My name is Tony and I study economics. The last time I studied economics was yesterday. I started studying economics in 2002 and I haven’t stopped since. Oh, wait, this is the wrong forum for that speech. My fault.
MikeTBD, way back in May 2010, wrote a pretty devastating and hilarious retort to a certain USNA English Professor. For the record, it was a very witty put down and it was a needed comeuppance for this particular professor. I am not going to rehash any of that here, but what caught my eye was when MikeTBD mentioned the so-called “Flutie Effect”. For those that don’t know, the Flutie Effect refers to the phenomenon of having a successful college sports team increase the exposure and prominence of a university. It is named after Boston College’s QB Doug Flutie whose game winning Hail Mary pass in the 1984 game against the University of Miami allegedly played a large role in the school’s increased applications the following year.

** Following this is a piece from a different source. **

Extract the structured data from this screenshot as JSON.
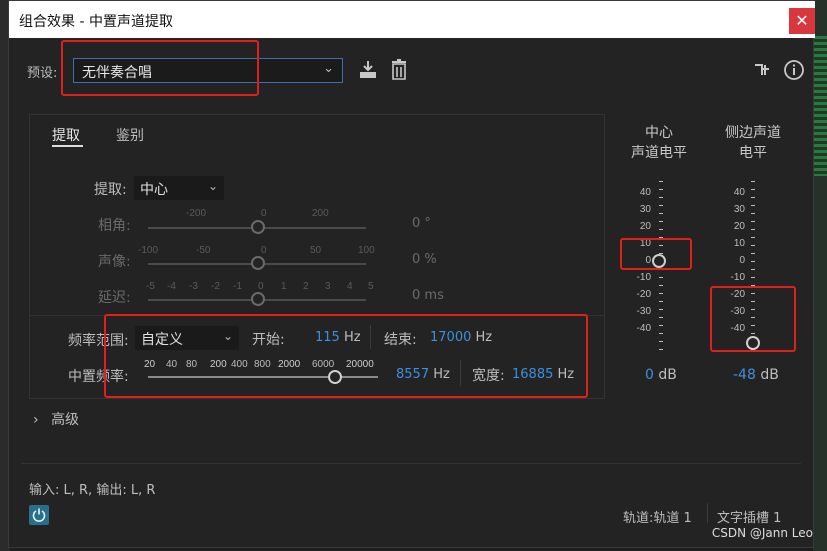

This got me thinking about the quality aspect of the Flutie Effect and not simply the quantity. One of the criticisms offered about the Flutie Effect is that it doesn’t attract smarter students and therefore it’s not all that useful for a college. “Hey, the school just gets more applications from easily impressionable low quality students” goes the argument. There is data in the study to support that thesis. BUT, and this is a big BUT, the study also found that all SAT subgroups (900 and below, 901-1090, an 1100+) increased as well. I will now break down, in detail, the econometrics used to generate these findings. I’m just kidding. I wouldn’t do that to you dear reader. The study also found the following (pages 19-20):
The results indicate that sports success increases application rates for all three SAT subgroups. However, the lower SAT scoring students (less than 900) respond to sports success by about twice as much as the higher SAT scoring students. These results suggest that schools that have athletic success are not receiving extra applications solely from low performing students and greatly strengthen the SAT results derived from the Peterson’s data [emphasis added]. It appears that athletic success does indeed present an opportunity to schools to be either more selective in their admission standards or enroll more students while keeping a fixed level of student quality.
Using two unique and comprehensive datasets in conjunction with an econometric design that controls for the unobservable features of schools, we find that football and basketball success increase the quantity of applications to a school, with estimates ranging from 2-8% for the top 20 football schools and the top 16 basketball schools each year. We also provide evidence that the extra applications are composed of students with both low and high SAT scores. Additional evidence that we present suggests that schools use these extra applications to both increase student quality and increase enrollment size. There is no evidence that schools adjust tuition levels in response to receiving these extra applications.
Why is this important Salty? Hey, thanks for asking. It’s important because the admissions offices are getting more qualified applicants. Even if just 10% of the excess (read: Flutie effect) applicants are from super smart kids, then that is a win for the university. Sure, the admissions staff is going to have to spend time on lesser quality kids too. But those applicants are normally screened out pretty quickly. A kid with a 700 SAT (math+verbal) who applies to Stanford because of Andrew Luck isn’t going to garner much attention from the admissions committee (unless he kills or captures Joseph Kony). So, the admissions office might have a problem on its hands with more applications, but it’s a good problem to have based on the data.
Major sports programs like football and basketball create a positive externality (in economic jargon) for most schools. I’m sure that goes for nearly all schools. I doubt that USNA is an exception.